4. Counsel Hub (In development)
Counsel Hub is a backend integration engine connecting Counsel’s physician network to labs, pharmacies, and specialists, to streamline and integrate the end-to-end primary care process from triaging to prescription delivery.
Together Counsel Health can capture every part of the client primary care lifecycle, including every message, diagnosis, and prescription, which enriches Counsel’s data graph, and provide a seamless user experience
Business Model
Counsel does not require you to have health insurance. That means you can access our doctors anytime, without restrictions or prior approvals. We keep things simple with one low, transparent price of $29 for each 7-day visit, which is less than most insurance copays.
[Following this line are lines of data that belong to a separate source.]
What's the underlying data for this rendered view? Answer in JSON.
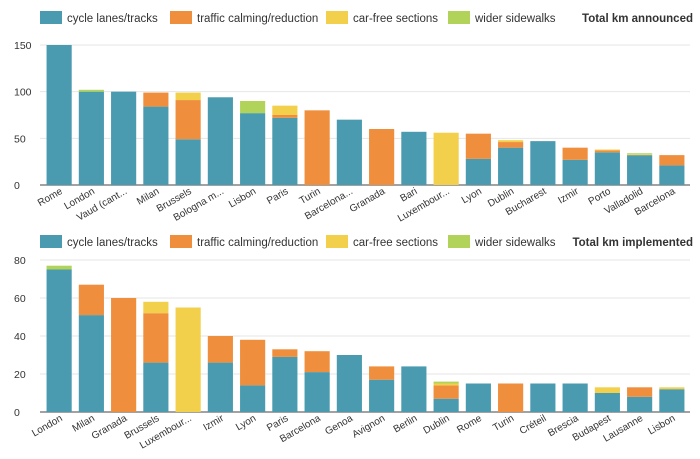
{
  "colors": {
    "cycle": "#4a9bb0",
    "calming": "#ef8e3d",
    "carfree": "#f2d04b",
    "sidewalk": "#b2d35a"
  },
  "chart_data": [
    {
      "type": "bar",
      "stacked": true,
      "title": "Total km announced",
      "legend_position": "top",
      "grid": true,
      "ylim": [
        0,
        150
      ],
      "yticks": [
        0,
        50,
        100,
        150
      ],
      "categories": [
        "Rome",
        "London",
        "Vaud (cant...",
        "Milan",
        "Brussels",
        "Bologna m...",
        "Lisbon",
        "Paris",
        "Turin",
        "Barcelona...",
        "Granada",
        "Bari",
        "Luxembour...",
        "Lyon",
        "Dublin",
        "Bucharest",
        "Izmir",
        "Porto",
        "Valladolid",
        "Barcelona"
      ],
      "series": [
        {
          "name": "cycle lanes/tracks",
          "color_key": "cycle",
          "values": [
            150,
            100,
            100,
            84,
            49,
            94,
            77,
            72,
            0,
            70,
            0,
            57,
            0,
            28,
            40,
            47,
            27,
            35,
            32,
            21
          ]
        },
        {
          "name": "traffic calming/reduction",
          "color_key": "calming",
          "values": [
            0,
            0,
            0,
            15,
            42,
            0,
            0,
            3,
            80,
            0,
            60,
            0,
            0,
            27,
            6,
            0,
            13,
            2,
            0,
            11
          ]
        },
        {
          "name": "car-free sections",
          "color_key": "carfree",
          "values": [
            0,
            0,
            0,
            0,
            8,
            0,
            0,
            10,
            0,
            0,
            0,
            0,
            56,
            0,
            2,
            0,
            0,
            1,
            1,
            0
          ]
        },
        {
          "name": "wider sidewalks",
          "color_key": "sidewalk",
          "values": [
            0,
            2,
            0,
            0,
            0,
            0,
            13,
            0,
            0,
            0,
            0,
            0,
            0,
            0,
            0,
            0,
            0,
            0,
            1,
            0
          ]
        }
      ]
    },
    {
      "type": "bar",
      "stacked": true,
      "title": "Total km implemented",
      "legend_position": "top",
      "grid": true,
      "ylim": [
        0,
        80
      ],
      "yticks": [
        0,
        20,
        40,
        60,
        80
      ],
      "categories": [
        "London",
        "Milan",
        "Granada",
        "Brussels",
        "Luxembour...",
        "Izmir",
        "Lyon",
        "Paris",
        "Barcelona",
        "Genoa",
        "Avignon",
        "Berlin",
        "Dublin",
        "Rome",
        "Turin",
        "Créteil",
        "Brescia",
        "Budapest",
        "Lausanne",
        "Lisbon"
      ],
      "series": [
        {
          "name": "cycle lanes/tracks",
          "color_key": "cycle",
          "values": [
            75,
            51,
            0,
            26,
            0,
            26,
            14,
            29,
            21,
            30,
            17,
            24,
            7,
            15,
            0,
            15,
            15,
            10,
            8,
            12
          ]
        },
        {
          "name": "traffic calming/reduction",
          "color_key": "calming",
          "values": [
            0,
            16,
            60,
            26,
            0,
            14,
            24,
            4,
            11,
            0,
            7,
            0,
            7,
            0,
            15,
            0,
            0,
            0,
            5,
            0
          ]
        },
        {
          "name": "car-free sections",
          "color_key": "carfree",
          "values": [
            0,
            0,
            0,
            6,
            55,
            0,
            0,
            0,
            0,
            0,
            0,
            0,
            1,
            0,
            0,
            0,
            0,
            3,
            0,
            1
          ]
        },
        {
          "name": "wider sidewalks",
          "color_key": "sidewalk",
          "values": [
            2,
            0,
            0,
            0,
            0,
            0,
            0,
            0,
            0,
            0,
            0,
            0,
            1,
            0,
            0,
            0,
            0,
            0,
            0,
            0
          ]
        }
      ]
    }
  ]
}
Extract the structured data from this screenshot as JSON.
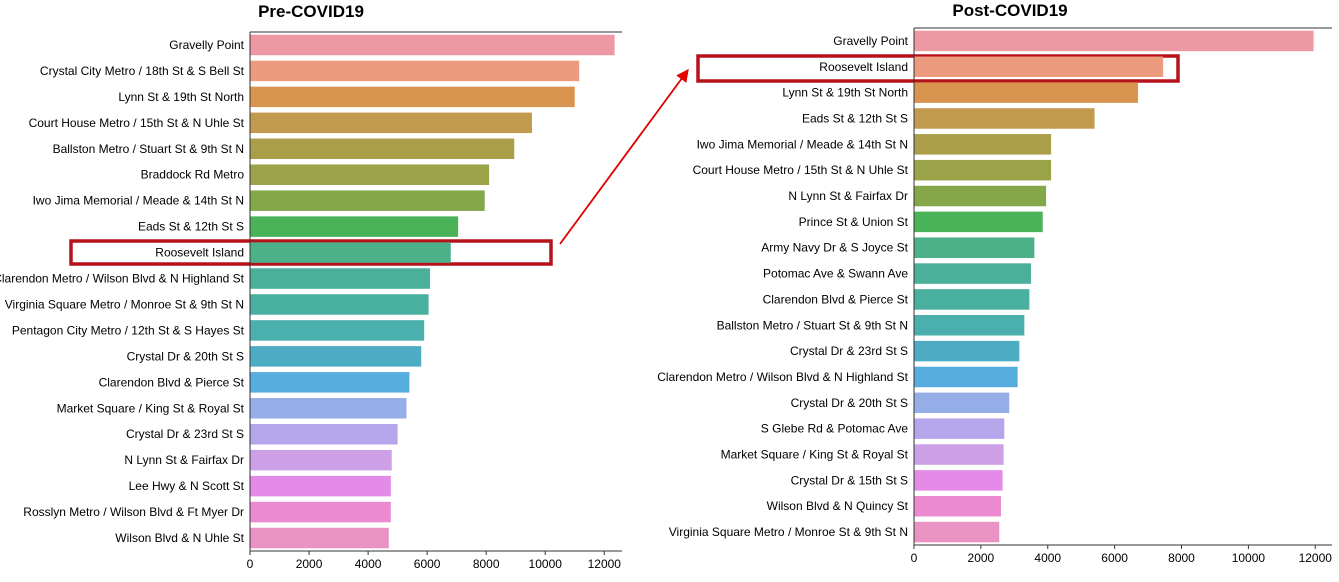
{
  "chart_data": [
    {
      "type": "bar",
      "orientation": "horizontal",
      "title": "Pre-COVID19",
      "xlabel": "",
      "ylabel": "",
      "xlim": [
        0,
        12600
      ],
      "xticks": [
        0,
        2000,
        4000,
        6000,
        8000,
        10000,
        12000
      ],
      "highlight": "Roosevelt Island",
      "categories": [
        "Gravelly Point",
        "Crystal City Metro / 18th St & S Bell St",
        "Lynn St & 19th St North",
        "Court House Metro / 15th St & N Uhle St",
        "Ballston Metro / Stuart St & 9th St N",
        "Braddock Rd Metro",
        "Iwo Jima Memorial / Meade & 14th St N",
        "Eads St & 12th St S",
        "Roosevelt Island",
        "Clarendon Metro / Wilson Blvd & N Highland St",
        "Virginia Square Metro / Monroe St & 9th St N",
        "Pentagon City Metro / 12th St & S Hayes St",
        "Crystal Dr & 20th St S",
        "Clarendon Blvd & Pierce St",
        "Market Square / King St & Royal St",
        "Crystal Dr & 23rd St S",
        "N Lynn St & Fairfax Dr",
        "Lee Hwy & N Scott St",
        "Rosslyn Metro / Wilson Blvd & Ft Myer Dr",
        "Wilson Blvd & N Uhle St"
      ],
      "values": [
        12350,
        11150,
        11000,
        9550,
        8950,
        8100,
        7950,
        7050,
        6800,
        6100,
        6050,
        5900,
        5800,
        5400,
        5300,
        5000,
        4800,
        4770,
        4770,
        4700
      ],
      "colors": [
        "#ee98a4",
        "#ec9b7f",
        "#d99550",
        "#c19a4d",
        "#aa9e48",
        "#9ba348",
        "#84a849",
        "#4ab357",
        "#4cb188",
        "#4ab09a",
        "#49af9f",
        "#4aafad",
        "#4dacc4",
        "#58ade0",
        "#95aee8",
        "#b5a6ec",
        "#cd9fe6",
        "#e38be6",
        "#eb8ad0",
        "#e992c3"
      ]
    },
    {
      "type": "bar",
      "orientation": "horizontal",
      "title": "Post-COVID19",
      "xlabel": "",
      "ylabel": "",
      "xlim": [
        0,
        12500
      ],
      "xticks": [
        0,
        2000,
        4000,
        6000,
        8000,
        10000,
        12000
      ],
      "highlight": "Roosevelt Island",
      "categories": [
        "Gravelly Point",
        "Roosevelt Island",
        "Lynn St & 19th St North",
        "Eads St & 12th St S",
        "Iwo Jima Memorial / Meade & 14th St N",
        "Court House Metro / 15th St & N Uhle St",
        "N Lynn St & Fairfax Dr",
        "Prince St & Union St",
        "Army Navy Dr & S Joyce St",
        "Potomac Ave & Swann Ave",
        "Clarendon Blvd & Pierce St",
        "Ballston Metro / Stuart St & 9th St N",
        "Crystal Dr & 23rd St S",
        "Clarendon Metro / Wilson Blvd & N Highland St",
        "Crystal Dr & 20th St S",
        "S Glebe Rd & Potomac Ave",
        "Market Square / King St & Royal St",
        "Crystal Dr & 15th St S",
        "Wilson Blvd & N Quincy St",
        "Virginia Square Metro / Monroe St & 9th St N"
      ],
      "values": [
        11950,
        7450,
        6700,
        5400,
        4100,
        4100,
        3950,
        3850,
        3600,
        3500,
        3450,
        3300,
        3150,
        3100,
        2850,
        2700,
        2680,
        2650,
        2600,
        2550
      ],
      "colors": [
        "#ee98a4",
        "#ec9b7f",
        "#d99550",
        "#c19a4d",
        "#aa9e48",
        "#9ba348",
        "#84a849",
        "#4ab357",
        "#4cb188",
        "#4ab09a",
        "#49af9f",
        "#4aafad",
        "#4dacc4",
        "#58ade0",
        "#95aee8",
        "#b5a6ec",
        "#cd9fe6",
        "#e38be6",
        "#eb8ad0",
        "#e992c3"
      ]
    }
  ],
  "annotation_color": "#b5121b"
}
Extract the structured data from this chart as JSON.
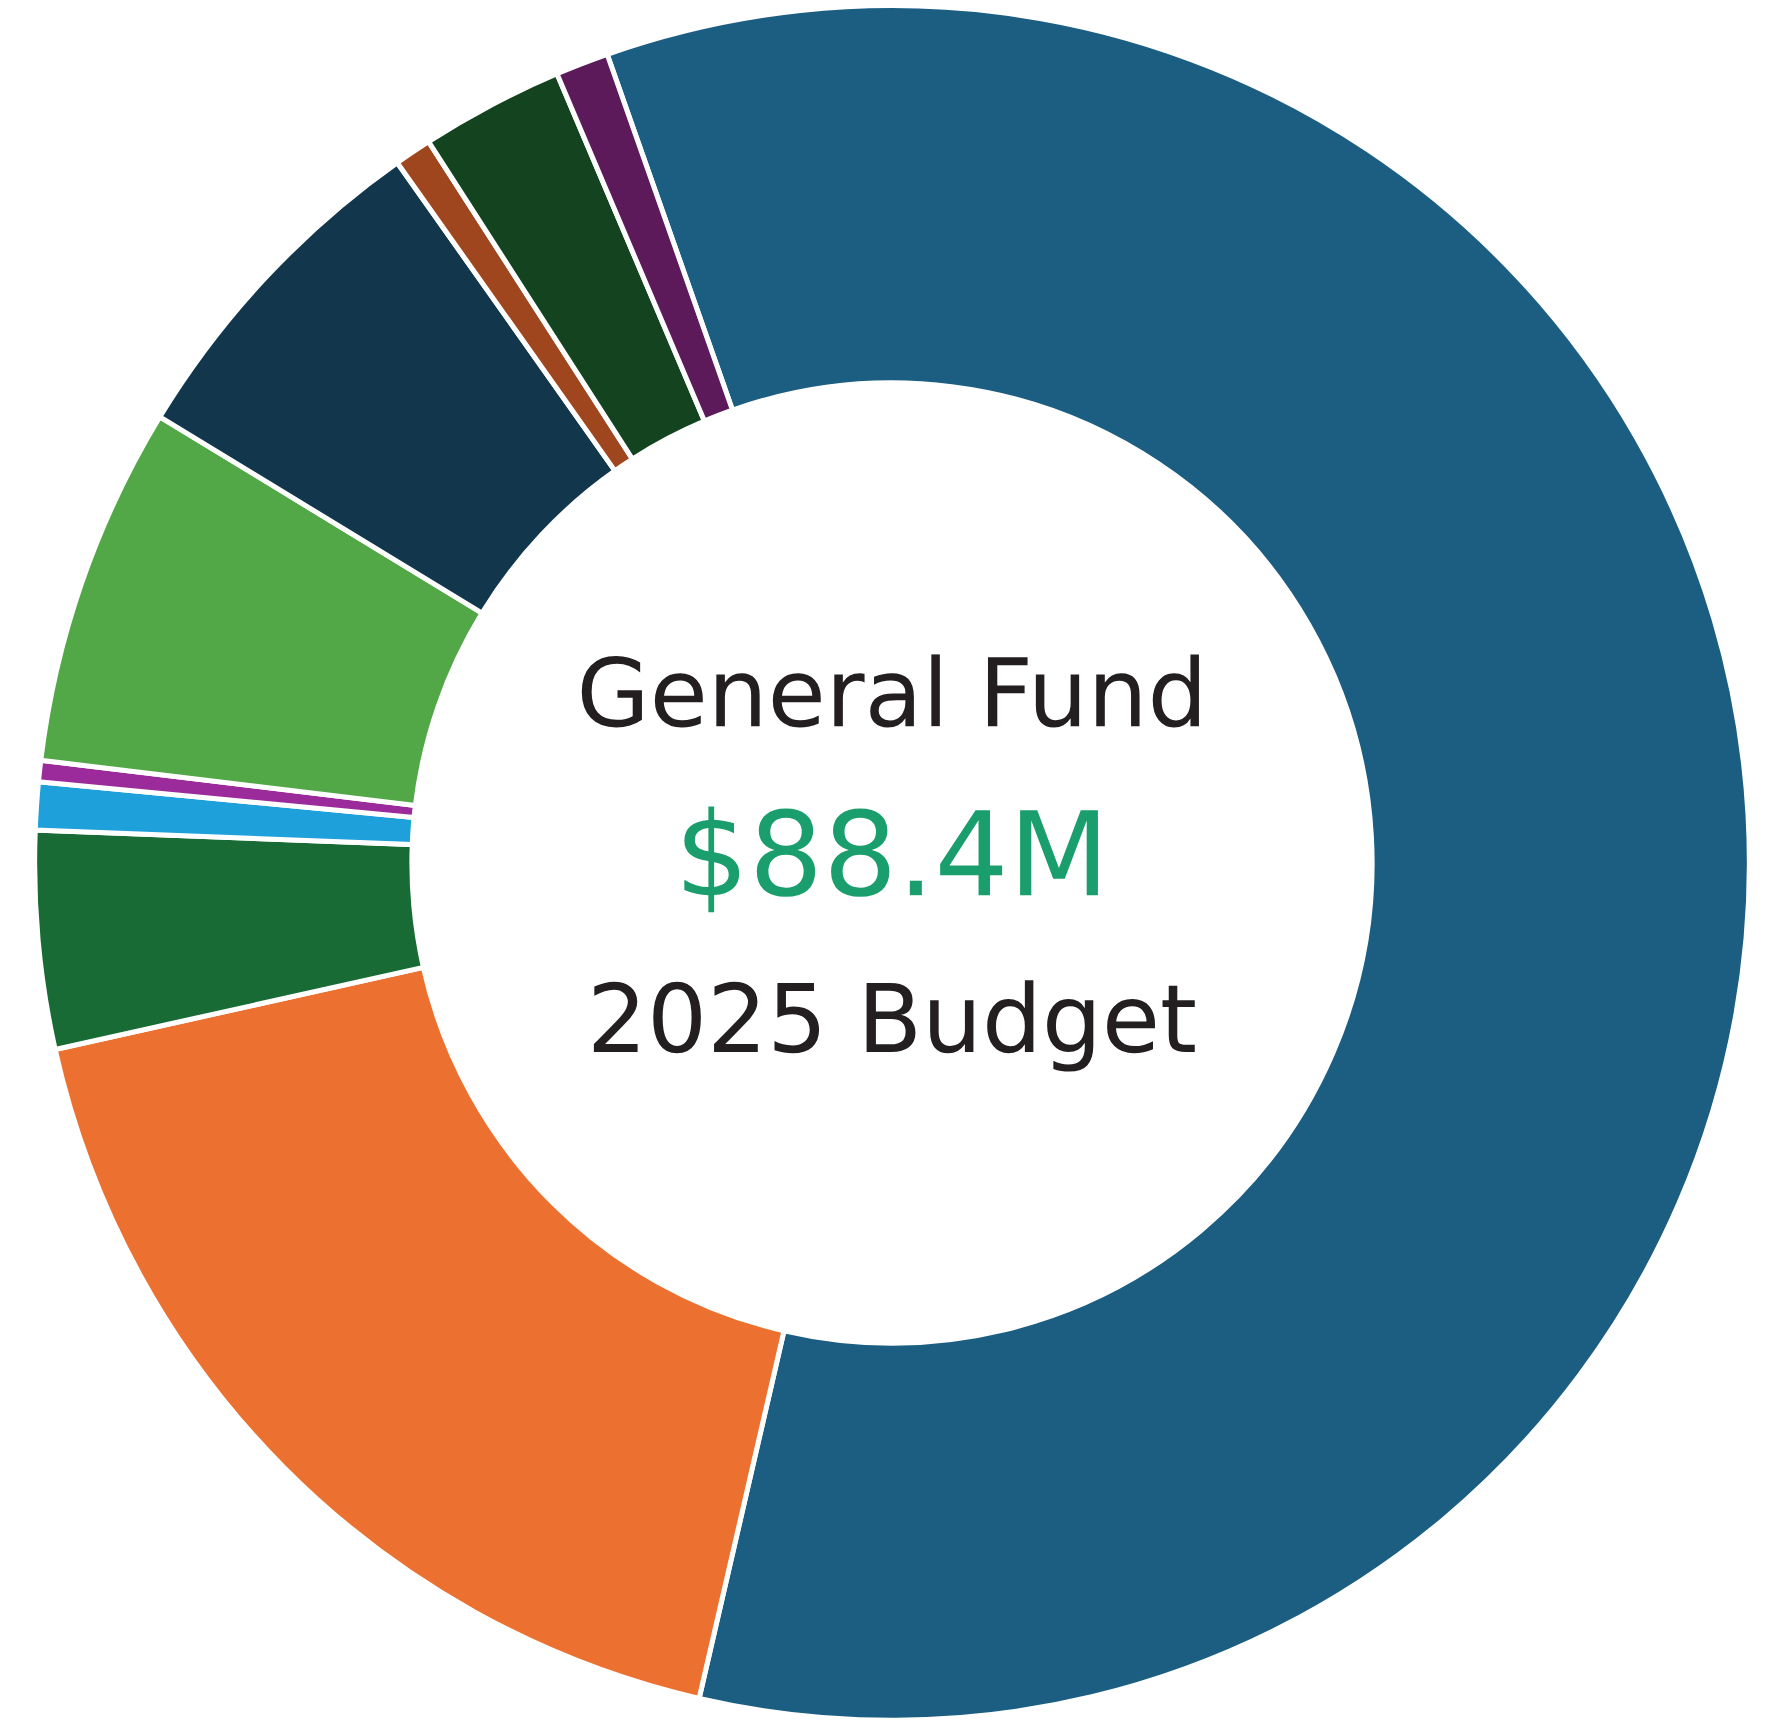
{
  "chart_data": {
    "type": "donut",
    "title": "General Fund",
    "subtitle": "$88.4M",
    "annotations": [
      "2025 Budget"
    ],
    "categories": [
      null,
      null,
      null,
      null,
      null,
      null,
      null,
      null,
      null,
      null
    ],
    "values": [
      59.0,
      17.9,
      4.1,
      0.9,
      0.4,
      6.8,
      6.5,
      0.7,
      2.7,
      1.0
    ],
    "colors": [
      "#1b5e82",
      "#ec7130",
      "#196b35",
      "#1ea0db",
      "#9b2a9a",
      "#52a846",
      "#12374d",
      "#a0461e",
      "#13441f",
      "#5c1a5a"
    ]
  }
}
Alternatively, users can subscribe for unlimited conversations with doctors for $199 per year.
For employers and insurers, Counsel operates on a per-member or per-claim savings model.

AI Escalation Path: Can AI Be Trusted in a Medical Emergency?
As Counsel scaled patient volume, it faced a defining question — could its AI triage match the instincts of seasoned physicians?
If a patient types:
“I’m having sharp chest pain after climbing stairs, my left arm feels numb.”
A good AI triage system should immediately flag this as an emergency
Now, what if the same patient says:
“I’ve had mild chest tightness for two days after a workout.”
That case is more subtle. Over-escalate, and you flood the ER. Under-escalate, and you risk a heart attack.
To quantify how well AI handles this spectrum, Counsel built HealthBench Consensus — an open-source evaluation framework designed to measure clinical judgment under uncertainty.
It includes 5,000 standardized cases covering emergency and primary care presentations — from anaphylaxis and stroke to chronic coughs and rashes — each annotated by physicians. Every model must decide: Is this an emergency, urgent care, primary care, or self-care case?

Counsel’s Health
All models caught every emergency, but only Counsel’s was selective enough to avoid crying wolf. In practical terms, this means for every 100 people Counsel flagged as “go to the ER,” only 8 turned out to be unnecessary visits, compared to 30–35 for general LLMs.
As Counsel offerings scale, fine-tuning and improving the algorithmic precision to minimze Type I and Type II errors are going to be significant to reduce the occurrence of false alarms, recommending ER visits that drive unnecessary patient stress, higher costs, and added strain on already overloaded emergency departments.